Once the fieldwork is complete, the contemporary audio will be contrasted with the corresponding historical recordings from the BKNS made at varied points throughout the past half century. The comparison will take place by applying the newly develop systematic interdisciplinary approach with computational acoustic metrics.

What I hope this will achieve

My hope for the WRS 2022 pilot study is that we successfully develop a method to better detect and interpret the changes present in the soundscape. That with these methods, researchers, conservation groups and individuals are able to enhance the ways we protect and care for the wild world. That through the biophony, we can help to tell the story of the changing ecology, to connect people to the expressive sounds of the other life around us, and the messages expressed about how our world is changing.

That through soundscape research and arts, we can challenge the culture of separation between human and the wild ‘others’ around us.

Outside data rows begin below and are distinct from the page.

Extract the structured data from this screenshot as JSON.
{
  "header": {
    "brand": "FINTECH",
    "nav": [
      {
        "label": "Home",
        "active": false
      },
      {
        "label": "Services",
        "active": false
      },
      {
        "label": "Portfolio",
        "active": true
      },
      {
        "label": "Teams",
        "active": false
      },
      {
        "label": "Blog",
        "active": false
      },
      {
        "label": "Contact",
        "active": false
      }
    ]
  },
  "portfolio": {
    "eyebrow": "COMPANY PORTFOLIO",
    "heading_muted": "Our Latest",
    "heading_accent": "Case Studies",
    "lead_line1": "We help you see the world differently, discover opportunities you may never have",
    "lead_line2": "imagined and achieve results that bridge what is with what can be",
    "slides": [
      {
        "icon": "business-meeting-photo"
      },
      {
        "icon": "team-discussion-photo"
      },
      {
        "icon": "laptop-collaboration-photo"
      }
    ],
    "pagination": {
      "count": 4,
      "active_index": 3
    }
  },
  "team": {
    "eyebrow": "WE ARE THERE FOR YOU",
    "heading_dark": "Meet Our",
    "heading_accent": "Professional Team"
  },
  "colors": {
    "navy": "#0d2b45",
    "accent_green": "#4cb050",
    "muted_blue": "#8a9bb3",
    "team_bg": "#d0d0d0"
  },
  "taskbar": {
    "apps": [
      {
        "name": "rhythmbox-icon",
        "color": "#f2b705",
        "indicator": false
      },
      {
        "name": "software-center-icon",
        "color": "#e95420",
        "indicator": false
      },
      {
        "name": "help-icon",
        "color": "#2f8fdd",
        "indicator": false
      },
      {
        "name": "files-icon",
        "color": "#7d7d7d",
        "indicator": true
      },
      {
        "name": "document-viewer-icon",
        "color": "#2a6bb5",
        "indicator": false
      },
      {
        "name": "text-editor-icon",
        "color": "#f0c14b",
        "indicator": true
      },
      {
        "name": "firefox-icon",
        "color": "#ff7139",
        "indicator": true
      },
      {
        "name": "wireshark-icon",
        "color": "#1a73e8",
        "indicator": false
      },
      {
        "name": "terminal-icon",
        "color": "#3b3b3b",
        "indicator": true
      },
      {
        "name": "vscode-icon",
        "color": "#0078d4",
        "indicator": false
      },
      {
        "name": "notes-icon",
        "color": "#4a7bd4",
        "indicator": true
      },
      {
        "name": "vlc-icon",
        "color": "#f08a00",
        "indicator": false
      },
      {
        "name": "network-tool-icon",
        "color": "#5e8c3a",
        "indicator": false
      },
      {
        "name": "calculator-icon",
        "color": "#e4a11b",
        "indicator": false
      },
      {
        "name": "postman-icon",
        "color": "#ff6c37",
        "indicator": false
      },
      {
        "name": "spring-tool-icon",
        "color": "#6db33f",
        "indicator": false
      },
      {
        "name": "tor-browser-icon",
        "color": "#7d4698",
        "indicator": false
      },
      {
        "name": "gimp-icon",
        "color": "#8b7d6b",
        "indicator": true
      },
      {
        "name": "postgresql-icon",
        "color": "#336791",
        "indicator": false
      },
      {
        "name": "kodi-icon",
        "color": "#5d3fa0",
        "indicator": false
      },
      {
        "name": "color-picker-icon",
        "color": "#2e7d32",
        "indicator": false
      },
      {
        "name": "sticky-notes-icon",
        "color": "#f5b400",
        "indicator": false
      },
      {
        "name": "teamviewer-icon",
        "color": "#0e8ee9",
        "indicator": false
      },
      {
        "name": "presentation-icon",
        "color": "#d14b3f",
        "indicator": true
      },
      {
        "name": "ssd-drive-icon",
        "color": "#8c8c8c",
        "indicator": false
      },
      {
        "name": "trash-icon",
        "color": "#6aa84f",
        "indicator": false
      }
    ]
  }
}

That listening to the biophony can give us, as humans, a way to reconnect, to reorientate ourselves, to the wild.

A little note

To hear these recordings can be to engage in the emotional impact of what is happening, to hear how interrelated we all are. When we separate ourselves from other species, we create division that drives conflict. The conflict between human and non-human furthers the degradation and loss we are witnessing and hearing in the natural world. I would go as far as to say that the conflicts between humans we see around us today have the same root.

Wild soundscapes, of biophony and geophony, offer us a way to remember and recognise the evolutionary link that bonds life. The interrelation between beings present in wild soundscapes, when reflected upon, provides an opportunity to move towards notions of kinship, rather than of division.

I am not saying that attention to wild soundscapes can do that alone, but the meaning of being human may well be found in the voice of the wild. As the soundscape so eloquently demonstrates, all life shares the same space and what happens to one affects the other. This reminds me that, as humans, we are just as much a part of the wild as any living creature - and so paying attention to the lessons hidden in the wild seems like a pretty good step to me.


The views and opinions expressed by any Fellow are those of the Fellow and not of the Churchill Fellowship or its partners, which have no responsibility or liability for any part of them.